Croire quand même, espérer quand même, aimer quand même

Albert Camus fut plus ferme dans son éditorial de “Combat”, au lendemain d’Hiroshima : “Désormais la paix est le seul combat qui vaille d’être mené. Ce n’est plus une prière, mais un ordre qui doit monter des peuples vers les gouvernements, celui de choisir entre l’enfer et la raison”.

Dans son émission télévisée Noms de Dieux, dont l’intérêt était inversement proportionnel à un audimat proche de la mort clinique, Edmond Blattchen reçut le 10 mars 1992 le pasteur protestant Théodore Monod, naturaliste et explorateur, arpenteur du désert, sorte de Charles de Foucauld bourlingueur qui avec des amis faisait chaque année un jeûne complet du 6 au 9 août, en guise de protestation morale. Leur devise étant : croire quand même, espérer quand même, aimer quand même. On peut se gausser de ces gestes symboliques idéalistes. Mais si nous restons placides, ne soyons pas alors surpris d’être foudroyés par un Armageddon en embuscade.

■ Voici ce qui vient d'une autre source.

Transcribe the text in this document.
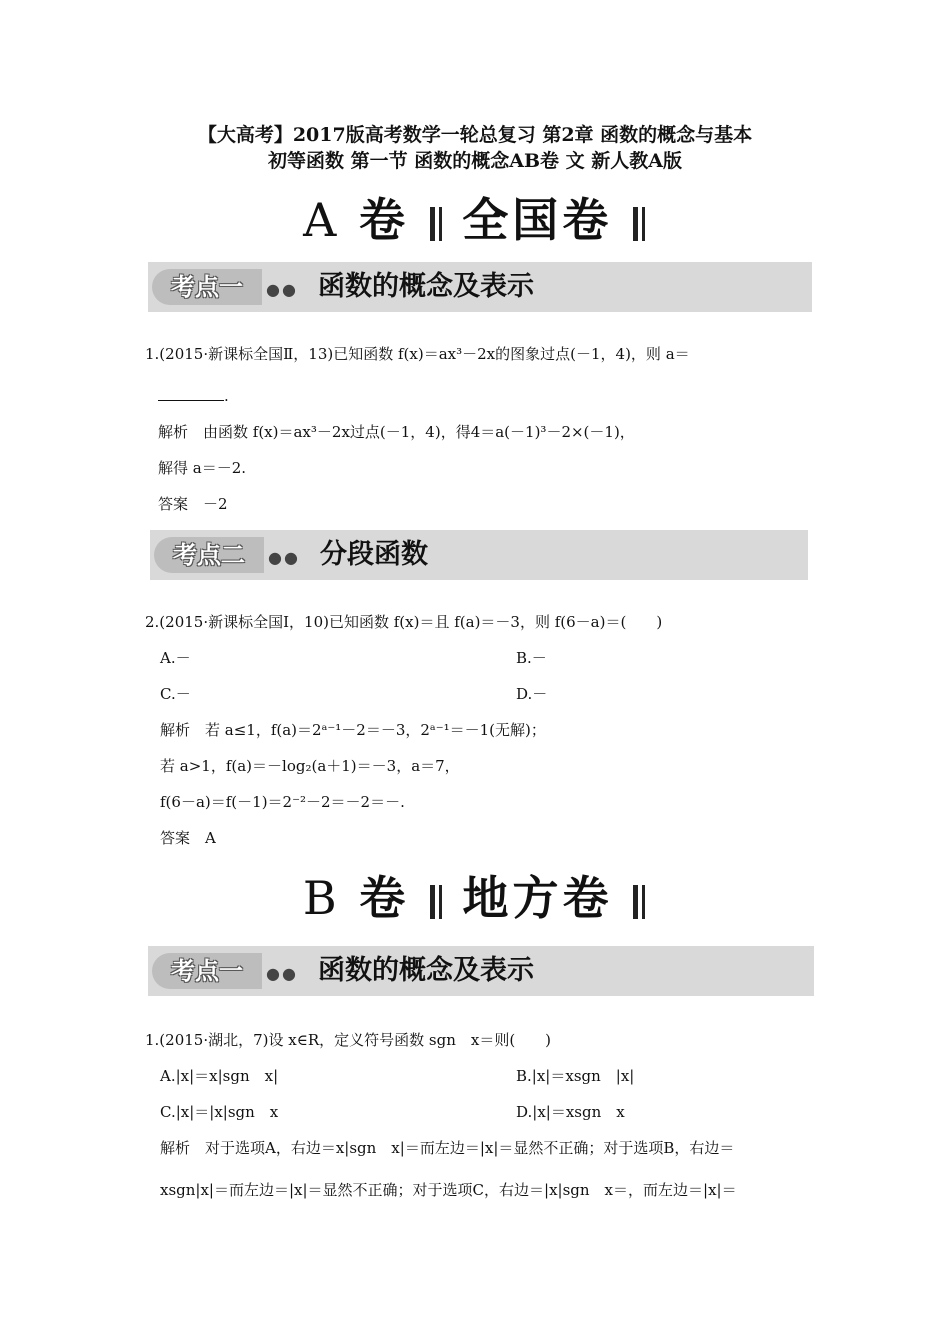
【大高考】2017版高考数学一轮总复习 第2章 函数的概念与基本
初等函数 第一节 函数的概念AB卷 文 新人教A版
A 卷 全国卷
考点一	●● 函数的概念及表示
1.(2015·新课标全国Ⅱ，13)已知函数 f(x)＝ax³－2x的图象过点(－1，4)，则 a＝
.
解析　由函数 f(x)＝ax³－2x过点(－1，4)，得4＝a(－1)³－2×(－1)，
解得 a＝－2.
答案　－2
考点二	●● 分段函数
2.(2015·新课标全国Ⅰ，10)已知函数 f(x)＝且 f(a)＝－3，则 f(6－a)＝(　　)
A.－	B.－
C.－	D.－
解析　若 a≤1，f(a)＝2ᵃ⁻¹－2＝－3，2ᵃ⁻¹＝－1(无解)；
若 a>1，f(a)＝－log₂(a＋1)＝－3，a＝7，
f(6－a)＝f(－1)＝2⁻²－2＝－2＝－.
答案　A
B 卷 地方卷
考点一	●● 函数的概念及表示
1.(2015·湖北，7)设 x∈R，定义符号函数 sgn　x＝则(　　)
A.|x|＝x|sgn　x|	B.|x|＝xsgn　|x|
C.|x|＝|x|sgn　x	D.|x|＝xsgn　x
解析　对于选项A，右边＝x|sgn　x|＝而左边＝|x|＝显然不正确；对于选项B，右边＝
xsgn|x|＝而左边＝|x|＝显然不正确；对于选项C，右边＝|x|sgn　x＝，而左边＝|x|＝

C’est Benoît XVI, ce pape sous-estimé, qui a trouvé les mots les plus justes le 1er janvier 2006 : “Dans une guerre nucléaire, il n’y aurait pas de vainqueurs, mais seulement des victimes. La vérité de la paix exige qu’on s’oriente vers un désarmement nucléaire progressif et convergent.” Qu’ajouter de plus ?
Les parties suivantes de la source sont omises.